Still, the first words of the Times editorial are "It took more time than it should have."

Morrissey also goes after a Washington Post editorial, which he says "pretends that Jeremiah Wright suddenly popped out of the ground this week, offering lunatic conspiracy theories and insane racial genetics with no track record of it at all in the past. Unlike the Gray Lady, the WaPo editorial at least acknowledges that Barack Obama's long ties to Wright calls into question the judgment he claims as superior to that of Hillary Clinton and John McCain. It then repeats Obama's assertion that his entire career goes against everything Wright said without -- like Obama -- offering any evidence to support it . . .

"If the episode 'raises legitimate questions' about Obama's judgment, why would it be out of bounds for political ads?"

That's a little selective; what the Post editorial opposed was "political ads built on racial fears." Anyone in favor of that?

Americablog's John Aravosis is sympathetic:

"I appreciate the position Obama is in. It's difficult to see someone you once respected turn into a crazy man."
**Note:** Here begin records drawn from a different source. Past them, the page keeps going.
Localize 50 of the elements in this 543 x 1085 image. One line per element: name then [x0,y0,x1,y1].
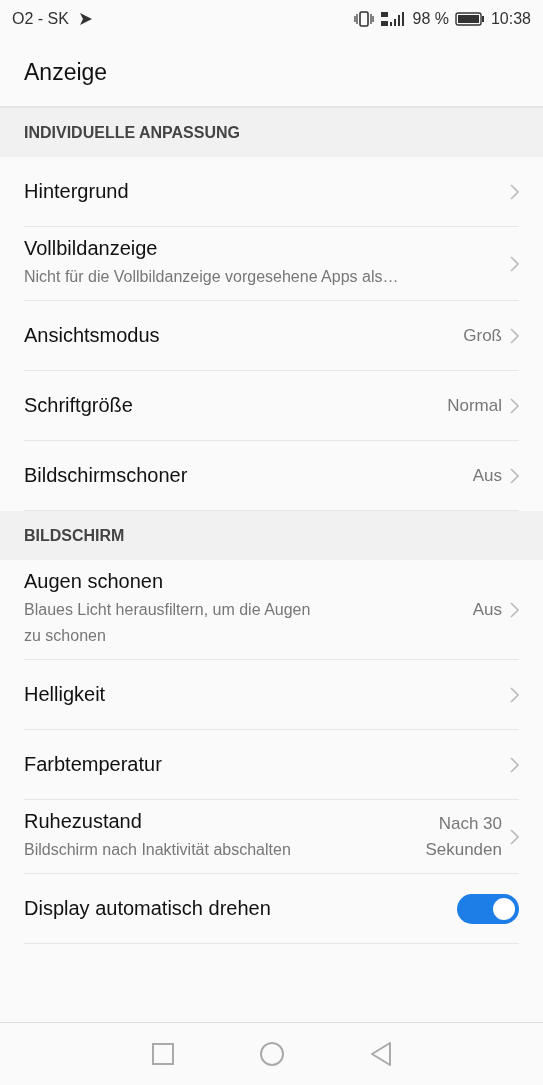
vibrate-icon [354,11,375,27]
recent-apps-icon[interactable] [151,1043,174,1065]
battery-percent: 98 % [412,10,449,28]
item-description: Blaues Licht herausfiltern, um die Augen zu schonen [24,600,312,646]
clock: 10:38 [490,10,531,28]
section-header: INDIVIDUELLE ANPASSUNG [0,108,543,157]
settings-item[interactable]: Display automatisch drehen [24,874,519,944]
item-description: Nicht für die Vollbildanzeige vorgesehene Apps als… [24,267,400,287]
toggle-switch[interactable] [457,893,519,924]
item-title: Helligkeit [24,683,107,706]
chevron-icon [510,327,519,344]
home-icon[interactable] [259,1042,284,1066]
chevron-icon [510,686,519,703]
item-title: Bildschirmschoner [24,464,189,487]
chevron-icon [510,601,519,618]
chevron-icon [510,255,519,272]
item-title: Ansichtsmodus [24,324,161,347]
item-value: Nach 30 Sekunden [424,812,502,861]
chevron-icon [510,467,519,484]
chevron-icon [510,397,519,414]
section-header: BILDSCHIRM [0,511,543,560]
item-title: Hintergrund [24,180,130,203]
item-value: Aus [472,598,502,621]
battery-icon [454,12,485,26]
item-value: Aus [472,464,502,487]
notification-icon [78,12,93,26]
settings-item[interactable]: Schriftgröße Normal [24,371,519,441]
item-title: Display automatisch drehen [24,897,272,920]
item-title: Farbtemperatur [24,753,163,776]
settings-item[interactable]: Ansichtsmodus Groß [24,301,519,371]
chevron-icon [510,756,519,773]
settings-item[interactable]: Vollbildanzeige Nicht für die Vollbildanzeige vorgesehene Apps als… [24,227,519,301]
page-title: Anzeige [24,58,108,86]
settings-item[interactable]: Farbtemperatur [24,730,519,800]
settings-item[interactable]: Hintergrund [24,157,519,227]
item-description: Bildschirm nach Inaktivität abschalten [24,840,292,860]
carrier-name: O2 - SK [12,10,69,28]
item-value: Normal [447,394,502,417]
item-title: Schriftgröße [24,394,134,417]
chevron-icon [510,828,519,845]
signal-icon [380,11,407,27]
settings-item[interactable]: Augen schonen Blaues Licht herausfiltern, um die Augen zu schonen Aus [24,560,519,660]
settings-item[interactable]: Helligkeit [24,660,519,730]
item-title: Ruhezustand [24,810,143,833]
chevron-icon [510,183,519,200]
back-icon[interactable] [369,1042,392,1066]
settings-item[interactable]: Ruhezustand Bildschirm nach Inaktivität abschalten Nach 30 Sekunden [24,800,519,874]
item-title: Vollbildanzeige [24,237,159,260]
item-value: Groß [463,324,502,347]
item-title: Augen schonen [24,570,164,593]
At Open Left, Chris Bowers sees a "strategic shift" by the Obama camp. "First by ending a longstanding boycott of Fox News, and now by denouncing Jeremiah Wright after eloquently defending him just six weeks ago in a speech that was read around the world. The campaign now appears to be caving to right-wing attacks it once parried and refused to back down against. Really, it is kind of sad, since Obama's previous willingness to not throw his allies under the bus in public and to not appear on right-wing propaganda outlets was, in my opinion, a much better example of bringing people together than the new tactics we are witnessing."

At Right Wing News, John Hawkins sees two possible conclusions:

"#1) Obama is so dim-witted and such a terrible judge of character that he actually meant what he said and just didn't understand how bad Wright was. If that's true, then he really just doesn't have the people skills to be the President of the United States.

"#2) Obama has known what Wright was all about for the last 20 years, at worst agreed with it and at best wasn't bothered by it, and simply lied because he knew the American people wouldn't support an unpatriotic, racialist candidate who despises white people."